The company has worked on 19 county schools since 1989, including Hillsborough High School this school year.

As early as 1992, the district considered severing business ties with Orkin because termites returned after just a couple of months, Hart said. There also was a question about whether the company falsified gas readings and only used some of the gas needed to kill termites.

School officials were told that their bid process did not allow them to exclude Orkin, Hart said. The company continued to work for the school system, but the last time they were forced to sign a contract that they would do the work right the first time.

Craig Clendinen, a Hillsborough County assistant state attorney who heads the office's Special Prosecutions Unit, confirmed that Orkin is under investigation, but he would not give specifics of the case.

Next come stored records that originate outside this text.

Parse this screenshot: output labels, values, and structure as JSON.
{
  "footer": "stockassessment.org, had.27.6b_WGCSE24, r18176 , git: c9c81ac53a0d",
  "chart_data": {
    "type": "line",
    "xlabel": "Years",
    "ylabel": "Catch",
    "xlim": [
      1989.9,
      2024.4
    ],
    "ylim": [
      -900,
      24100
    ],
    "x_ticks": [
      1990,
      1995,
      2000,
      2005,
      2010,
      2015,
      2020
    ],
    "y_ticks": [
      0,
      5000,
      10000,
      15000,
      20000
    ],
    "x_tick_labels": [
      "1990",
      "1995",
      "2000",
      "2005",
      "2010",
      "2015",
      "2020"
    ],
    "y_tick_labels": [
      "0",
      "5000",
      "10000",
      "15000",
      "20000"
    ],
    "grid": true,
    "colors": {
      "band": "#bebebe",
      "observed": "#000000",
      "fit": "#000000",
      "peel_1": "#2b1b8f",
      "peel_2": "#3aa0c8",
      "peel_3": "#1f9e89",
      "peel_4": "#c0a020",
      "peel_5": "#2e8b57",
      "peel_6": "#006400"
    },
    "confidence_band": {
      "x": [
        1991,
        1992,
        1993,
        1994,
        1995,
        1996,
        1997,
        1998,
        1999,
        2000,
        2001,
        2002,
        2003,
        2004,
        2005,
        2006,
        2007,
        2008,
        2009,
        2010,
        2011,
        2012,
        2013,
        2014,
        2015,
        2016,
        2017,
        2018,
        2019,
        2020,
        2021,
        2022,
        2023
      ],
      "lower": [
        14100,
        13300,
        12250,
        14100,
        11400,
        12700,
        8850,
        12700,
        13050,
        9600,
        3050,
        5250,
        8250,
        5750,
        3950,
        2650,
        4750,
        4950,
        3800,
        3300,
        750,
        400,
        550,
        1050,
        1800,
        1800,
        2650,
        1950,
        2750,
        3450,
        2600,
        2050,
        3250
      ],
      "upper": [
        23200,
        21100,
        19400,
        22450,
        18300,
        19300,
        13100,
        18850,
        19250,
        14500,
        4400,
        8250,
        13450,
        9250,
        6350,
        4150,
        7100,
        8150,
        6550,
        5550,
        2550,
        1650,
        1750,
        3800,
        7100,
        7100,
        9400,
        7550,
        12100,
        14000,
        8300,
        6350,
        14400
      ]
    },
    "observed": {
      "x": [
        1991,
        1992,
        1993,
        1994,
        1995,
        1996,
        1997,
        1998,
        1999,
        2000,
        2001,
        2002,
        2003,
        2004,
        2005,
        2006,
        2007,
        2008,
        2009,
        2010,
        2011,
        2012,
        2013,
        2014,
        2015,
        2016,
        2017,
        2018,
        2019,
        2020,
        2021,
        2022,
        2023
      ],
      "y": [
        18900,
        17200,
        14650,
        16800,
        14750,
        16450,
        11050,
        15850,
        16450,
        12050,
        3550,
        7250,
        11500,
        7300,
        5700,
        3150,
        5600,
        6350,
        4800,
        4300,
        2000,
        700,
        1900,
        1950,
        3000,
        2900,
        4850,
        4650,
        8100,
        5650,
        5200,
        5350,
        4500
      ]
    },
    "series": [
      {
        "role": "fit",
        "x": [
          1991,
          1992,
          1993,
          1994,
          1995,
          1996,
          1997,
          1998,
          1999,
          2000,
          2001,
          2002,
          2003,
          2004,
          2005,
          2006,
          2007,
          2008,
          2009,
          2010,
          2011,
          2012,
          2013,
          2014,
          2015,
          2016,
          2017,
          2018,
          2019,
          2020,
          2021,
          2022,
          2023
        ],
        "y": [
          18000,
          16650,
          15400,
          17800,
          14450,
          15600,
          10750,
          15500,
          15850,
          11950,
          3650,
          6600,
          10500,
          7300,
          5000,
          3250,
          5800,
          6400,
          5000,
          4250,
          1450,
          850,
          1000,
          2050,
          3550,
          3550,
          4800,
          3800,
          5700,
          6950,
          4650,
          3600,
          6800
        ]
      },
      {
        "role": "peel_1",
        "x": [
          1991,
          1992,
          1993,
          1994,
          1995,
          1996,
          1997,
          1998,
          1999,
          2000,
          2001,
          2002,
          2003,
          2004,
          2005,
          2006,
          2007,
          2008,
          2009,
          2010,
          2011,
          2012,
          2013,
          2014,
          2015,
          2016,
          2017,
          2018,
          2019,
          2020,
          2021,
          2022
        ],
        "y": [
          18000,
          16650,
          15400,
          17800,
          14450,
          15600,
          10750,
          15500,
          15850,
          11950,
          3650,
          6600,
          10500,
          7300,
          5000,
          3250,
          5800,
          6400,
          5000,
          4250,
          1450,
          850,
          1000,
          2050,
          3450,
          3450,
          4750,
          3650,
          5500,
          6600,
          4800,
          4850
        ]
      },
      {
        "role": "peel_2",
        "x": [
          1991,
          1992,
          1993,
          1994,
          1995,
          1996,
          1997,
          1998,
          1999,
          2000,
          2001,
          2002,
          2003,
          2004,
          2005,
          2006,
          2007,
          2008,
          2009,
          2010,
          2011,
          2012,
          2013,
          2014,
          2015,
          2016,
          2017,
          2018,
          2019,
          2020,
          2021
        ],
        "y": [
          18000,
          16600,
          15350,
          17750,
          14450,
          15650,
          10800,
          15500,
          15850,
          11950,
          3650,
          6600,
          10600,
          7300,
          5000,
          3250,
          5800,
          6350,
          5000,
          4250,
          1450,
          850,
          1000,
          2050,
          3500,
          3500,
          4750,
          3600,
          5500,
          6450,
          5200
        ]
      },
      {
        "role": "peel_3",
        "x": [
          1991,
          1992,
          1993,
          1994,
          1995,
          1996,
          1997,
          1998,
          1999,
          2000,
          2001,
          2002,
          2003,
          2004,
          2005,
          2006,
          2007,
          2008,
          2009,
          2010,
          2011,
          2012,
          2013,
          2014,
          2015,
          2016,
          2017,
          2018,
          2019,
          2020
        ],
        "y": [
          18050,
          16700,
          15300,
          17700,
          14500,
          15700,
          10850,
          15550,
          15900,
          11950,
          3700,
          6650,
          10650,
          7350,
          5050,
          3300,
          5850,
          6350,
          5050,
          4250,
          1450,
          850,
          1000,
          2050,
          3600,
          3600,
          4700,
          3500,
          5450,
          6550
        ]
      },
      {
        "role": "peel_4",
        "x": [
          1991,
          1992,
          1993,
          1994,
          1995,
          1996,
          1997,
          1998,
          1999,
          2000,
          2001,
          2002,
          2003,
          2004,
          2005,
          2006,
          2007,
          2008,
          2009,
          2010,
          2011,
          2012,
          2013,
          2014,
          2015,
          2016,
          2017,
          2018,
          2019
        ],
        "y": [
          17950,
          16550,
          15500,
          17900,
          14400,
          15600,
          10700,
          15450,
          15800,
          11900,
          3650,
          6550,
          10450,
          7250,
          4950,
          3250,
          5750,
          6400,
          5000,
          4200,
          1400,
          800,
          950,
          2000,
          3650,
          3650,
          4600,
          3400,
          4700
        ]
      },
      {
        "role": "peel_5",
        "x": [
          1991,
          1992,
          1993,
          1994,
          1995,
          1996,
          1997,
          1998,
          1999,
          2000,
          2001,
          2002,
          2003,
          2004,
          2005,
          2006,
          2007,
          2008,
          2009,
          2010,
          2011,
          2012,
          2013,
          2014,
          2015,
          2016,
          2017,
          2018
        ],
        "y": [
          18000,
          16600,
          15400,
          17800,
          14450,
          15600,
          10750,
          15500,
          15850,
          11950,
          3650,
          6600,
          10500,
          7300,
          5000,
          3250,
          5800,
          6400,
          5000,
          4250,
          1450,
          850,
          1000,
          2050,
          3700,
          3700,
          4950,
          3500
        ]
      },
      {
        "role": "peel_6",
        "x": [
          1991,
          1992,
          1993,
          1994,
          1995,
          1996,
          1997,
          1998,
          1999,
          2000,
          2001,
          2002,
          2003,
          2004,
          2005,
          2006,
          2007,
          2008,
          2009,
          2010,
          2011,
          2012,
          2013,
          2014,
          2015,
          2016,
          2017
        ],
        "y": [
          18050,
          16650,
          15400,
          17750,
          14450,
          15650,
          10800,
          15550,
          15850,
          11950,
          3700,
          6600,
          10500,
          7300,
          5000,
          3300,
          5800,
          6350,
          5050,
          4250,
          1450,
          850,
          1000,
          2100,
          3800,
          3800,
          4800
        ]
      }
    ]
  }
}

The Florida Attorney General's Office is investigating whether Orkin has instituted a policy to prevent customers from receiving the warranties they paid for, said Bob Buchner of the Attorney General's Office.

The Florida Department of Agriculture and Consumer Services is looking into whether Orkin employees falsified inspection reports in Tampa, Sarasota, Orlando and Gainesville, said Terry McElroy, department spokesman.

McElroy said the department is trying to determine whether employees failed to follow through on inspections and then forged signatures of homeowners indicating they had. He said he expects the investigation should wrap up in a few weeks.

FTC officials would not comment about their investigation but May, of Orkin, said the inquiry focuses on the company's advertisements.